A check of the campaign finance rolls establishes just as quickly who the major financiers of the state’s political parties are supporting among the candidates. Often, the wink-and-nudge of “nonpartisan” judicial elections gives way to all but open political acknowledgment of the partisan leanings of the candidates and the political parties. The current round of judicial elections has been no exception.

The Minnesota ruling struck down hard-and-fast restrictions on the ability of judicial candidates to answer policy-specific questions and to robustly campaign. Political parties interpreted the ruling as a license to support candidates so long as there was no direct connection. Canon 5 of Mississippi’s Code of Judicial Conduct bars candidates from voicing opinions on issues likely to come before the court.

The White case held such restrictions unconstitutional. The court ruled it may be constitutional to prohibit a candidate from pledging how he will judge cases if elected but held that a blanket “gag rule” impeded the election process by encouraging voter access to information. Mississippi is one of 21 states that elect judges (eight in partisan elections and 13 in nonpartisan elections like Mississippi’s).

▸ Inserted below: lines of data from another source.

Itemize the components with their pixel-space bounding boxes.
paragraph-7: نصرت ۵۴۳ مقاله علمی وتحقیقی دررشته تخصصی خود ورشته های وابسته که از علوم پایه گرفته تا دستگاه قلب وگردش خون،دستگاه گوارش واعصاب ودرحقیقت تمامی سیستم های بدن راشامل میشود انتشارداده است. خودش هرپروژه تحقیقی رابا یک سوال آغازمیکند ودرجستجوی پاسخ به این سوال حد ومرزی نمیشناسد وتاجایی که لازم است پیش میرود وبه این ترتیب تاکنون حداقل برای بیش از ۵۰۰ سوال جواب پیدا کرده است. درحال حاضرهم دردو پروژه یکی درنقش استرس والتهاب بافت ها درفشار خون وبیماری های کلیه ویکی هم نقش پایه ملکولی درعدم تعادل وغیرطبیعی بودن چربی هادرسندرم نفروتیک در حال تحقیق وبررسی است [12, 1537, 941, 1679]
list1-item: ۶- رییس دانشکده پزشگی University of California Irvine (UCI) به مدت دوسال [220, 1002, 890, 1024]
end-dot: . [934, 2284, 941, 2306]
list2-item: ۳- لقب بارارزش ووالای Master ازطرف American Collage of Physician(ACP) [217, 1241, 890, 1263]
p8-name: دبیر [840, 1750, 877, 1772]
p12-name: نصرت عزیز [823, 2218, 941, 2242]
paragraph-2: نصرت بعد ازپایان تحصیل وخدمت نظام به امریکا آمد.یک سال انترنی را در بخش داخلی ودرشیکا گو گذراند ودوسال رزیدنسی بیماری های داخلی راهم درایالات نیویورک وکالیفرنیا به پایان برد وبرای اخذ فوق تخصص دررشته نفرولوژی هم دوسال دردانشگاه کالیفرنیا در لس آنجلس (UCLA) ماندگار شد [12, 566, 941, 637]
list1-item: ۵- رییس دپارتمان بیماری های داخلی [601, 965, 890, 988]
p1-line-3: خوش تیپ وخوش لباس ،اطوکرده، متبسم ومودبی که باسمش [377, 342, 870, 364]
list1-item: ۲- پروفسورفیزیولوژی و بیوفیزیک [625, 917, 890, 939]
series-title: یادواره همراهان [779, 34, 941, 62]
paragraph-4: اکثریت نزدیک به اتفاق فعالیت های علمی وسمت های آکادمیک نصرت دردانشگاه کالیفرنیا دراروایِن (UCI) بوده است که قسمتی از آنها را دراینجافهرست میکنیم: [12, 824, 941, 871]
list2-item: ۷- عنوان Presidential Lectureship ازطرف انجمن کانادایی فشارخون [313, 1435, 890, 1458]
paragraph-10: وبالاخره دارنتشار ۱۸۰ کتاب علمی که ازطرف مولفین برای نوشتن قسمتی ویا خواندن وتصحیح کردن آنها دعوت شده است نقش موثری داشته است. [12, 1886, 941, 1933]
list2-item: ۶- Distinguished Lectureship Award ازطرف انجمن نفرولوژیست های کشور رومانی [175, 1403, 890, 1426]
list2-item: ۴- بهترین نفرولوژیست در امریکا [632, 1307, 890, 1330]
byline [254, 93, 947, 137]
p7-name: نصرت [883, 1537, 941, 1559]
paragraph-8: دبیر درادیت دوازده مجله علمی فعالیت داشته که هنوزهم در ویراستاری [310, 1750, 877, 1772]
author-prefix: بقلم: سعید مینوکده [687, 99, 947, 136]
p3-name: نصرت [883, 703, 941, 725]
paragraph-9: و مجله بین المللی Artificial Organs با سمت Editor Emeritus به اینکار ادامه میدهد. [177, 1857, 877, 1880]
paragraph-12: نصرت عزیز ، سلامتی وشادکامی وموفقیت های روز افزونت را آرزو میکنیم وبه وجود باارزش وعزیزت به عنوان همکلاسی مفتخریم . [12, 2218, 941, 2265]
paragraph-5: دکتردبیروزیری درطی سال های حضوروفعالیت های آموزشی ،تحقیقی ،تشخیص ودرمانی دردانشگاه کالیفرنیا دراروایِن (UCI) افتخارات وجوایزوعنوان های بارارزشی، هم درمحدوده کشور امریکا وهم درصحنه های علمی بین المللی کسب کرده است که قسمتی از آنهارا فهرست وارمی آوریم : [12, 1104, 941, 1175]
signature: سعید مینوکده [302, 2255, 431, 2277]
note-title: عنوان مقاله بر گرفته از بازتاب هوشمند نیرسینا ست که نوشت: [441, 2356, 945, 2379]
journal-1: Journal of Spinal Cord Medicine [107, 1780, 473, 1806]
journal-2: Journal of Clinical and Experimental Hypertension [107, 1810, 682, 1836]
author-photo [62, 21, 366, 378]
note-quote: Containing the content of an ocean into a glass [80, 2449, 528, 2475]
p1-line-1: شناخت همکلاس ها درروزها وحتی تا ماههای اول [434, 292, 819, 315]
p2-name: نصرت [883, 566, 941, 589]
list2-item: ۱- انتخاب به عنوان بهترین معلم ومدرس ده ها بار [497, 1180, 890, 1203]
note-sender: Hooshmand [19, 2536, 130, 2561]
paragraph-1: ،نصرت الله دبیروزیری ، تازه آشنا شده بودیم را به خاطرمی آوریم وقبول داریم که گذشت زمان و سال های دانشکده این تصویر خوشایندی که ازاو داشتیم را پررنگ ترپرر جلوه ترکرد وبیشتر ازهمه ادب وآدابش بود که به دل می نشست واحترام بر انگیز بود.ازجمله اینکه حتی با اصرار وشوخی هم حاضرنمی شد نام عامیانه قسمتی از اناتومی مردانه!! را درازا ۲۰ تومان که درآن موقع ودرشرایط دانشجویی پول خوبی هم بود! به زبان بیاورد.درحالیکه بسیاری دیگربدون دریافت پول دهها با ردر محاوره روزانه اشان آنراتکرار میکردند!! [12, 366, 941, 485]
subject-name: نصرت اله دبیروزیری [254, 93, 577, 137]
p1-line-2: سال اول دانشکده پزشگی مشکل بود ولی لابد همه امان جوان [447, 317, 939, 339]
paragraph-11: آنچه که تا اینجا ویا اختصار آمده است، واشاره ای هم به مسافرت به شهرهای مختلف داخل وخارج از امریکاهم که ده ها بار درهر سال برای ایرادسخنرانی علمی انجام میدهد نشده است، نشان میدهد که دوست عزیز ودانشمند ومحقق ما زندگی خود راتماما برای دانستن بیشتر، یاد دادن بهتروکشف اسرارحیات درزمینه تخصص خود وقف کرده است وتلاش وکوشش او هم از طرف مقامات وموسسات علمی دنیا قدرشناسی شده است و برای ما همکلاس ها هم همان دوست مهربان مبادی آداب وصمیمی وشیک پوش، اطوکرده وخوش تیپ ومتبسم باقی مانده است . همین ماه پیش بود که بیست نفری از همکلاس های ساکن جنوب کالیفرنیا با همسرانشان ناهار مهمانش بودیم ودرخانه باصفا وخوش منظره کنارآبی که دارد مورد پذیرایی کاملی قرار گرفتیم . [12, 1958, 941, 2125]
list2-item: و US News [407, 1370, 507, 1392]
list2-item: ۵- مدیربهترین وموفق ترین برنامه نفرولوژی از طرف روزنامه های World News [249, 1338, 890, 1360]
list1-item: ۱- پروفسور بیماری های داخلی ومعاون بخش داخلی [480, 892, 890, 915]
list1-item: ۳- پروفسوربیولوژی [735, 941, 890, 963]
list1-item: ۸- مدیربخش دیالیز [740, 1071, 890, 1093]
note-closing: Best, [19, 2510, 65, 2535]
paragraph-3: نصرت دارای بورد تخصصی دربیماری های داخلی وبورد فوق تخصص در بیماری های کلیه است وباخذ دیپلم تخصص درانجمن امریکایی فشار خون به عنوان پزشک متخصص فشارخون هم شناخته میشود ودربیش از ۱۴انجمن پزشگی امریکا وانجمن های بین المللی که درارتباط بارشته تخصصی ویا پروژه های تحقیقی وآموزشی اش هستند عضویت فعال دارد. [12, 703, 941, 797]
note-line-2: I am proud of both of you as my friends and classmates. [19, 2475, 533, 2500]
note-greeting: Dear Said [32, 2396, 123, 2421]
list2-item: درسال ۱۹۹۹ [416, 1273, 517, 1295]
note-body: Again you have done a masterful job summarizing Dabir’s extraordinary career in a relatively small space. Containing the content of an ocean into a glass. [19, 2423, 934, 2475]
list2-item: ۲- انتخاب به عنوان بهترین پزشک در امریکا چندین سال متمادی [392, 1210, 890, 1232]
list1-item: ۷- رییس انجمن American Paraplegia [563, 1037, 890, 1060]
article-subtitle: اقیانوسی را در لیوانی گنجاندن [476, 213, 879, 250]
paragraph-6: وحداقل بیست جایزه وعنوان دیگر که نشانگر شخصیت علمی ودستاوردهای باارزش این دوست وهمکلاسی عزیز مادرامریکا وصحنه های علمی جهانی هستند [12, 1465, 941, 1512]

Five states see their judges selected by gubernatorial appointment. South Carolina and Virginia choose appellate court judges by legislative election. Michigan chooses its Supreme Court judges by the “Michigan method” which combines a partisan candidate selection process with nonpartisan elections.

Another 21 states choose judges by so-called “assisted appointment” – a process by which the governor appoints state judges with help from a nominating commission or board. Since the state’s first constitution was drafted in 1817, Mississippians have argued over whether to appoint or elect judges. In 1832, a constitutional convention fight erupted between three groups — the “aristocrats” who favored the appointment of all judges, the “half hogs” who wanted to elect some judges and have others appointed, and the “whole hogs” who wanted all judges elected.

History shows that the “whole hogs” won in 1832, and Mississippi has been electing judges ever since. Of the state’s current 545 judges from the Supreme Court to the municipal courts, only municipal judges are appointed. Let’s face it.

Mississippi voters like electing their political leaders, and that’s all the way down the ballot to justice court judges. While there is a growing sentiment in the state to adopt a different method of selecting judges, many state voters cling to the notion of electing judges. Yet in terms of campaign finance, there are holes in the current judicial election process related to campaign finance laws.

Mississippi corporations are limited to $1,000 contributions in judicial races. Non-corporate donations in judicial races are capped at $5,000 for the Supreme Court or Court of Appeals races and $2,500 for county, circuit or chancery court judicial races. If a corporation wants to use corporate funds to donate to a candidate, $1,000 is the limit from the corporation.

But trial lawyers, even trial lawyers in the same firms, can donate $5,000 per lawyer and include spouses and employees. The law simply makes it easier for lawyers to make legal, reportable contributions to judicial candidates than it does for the banks, insurance companies and healthcare facilities that want to make corporate donations. Our judicial races reflect that state voters have some excellent choices on Nov.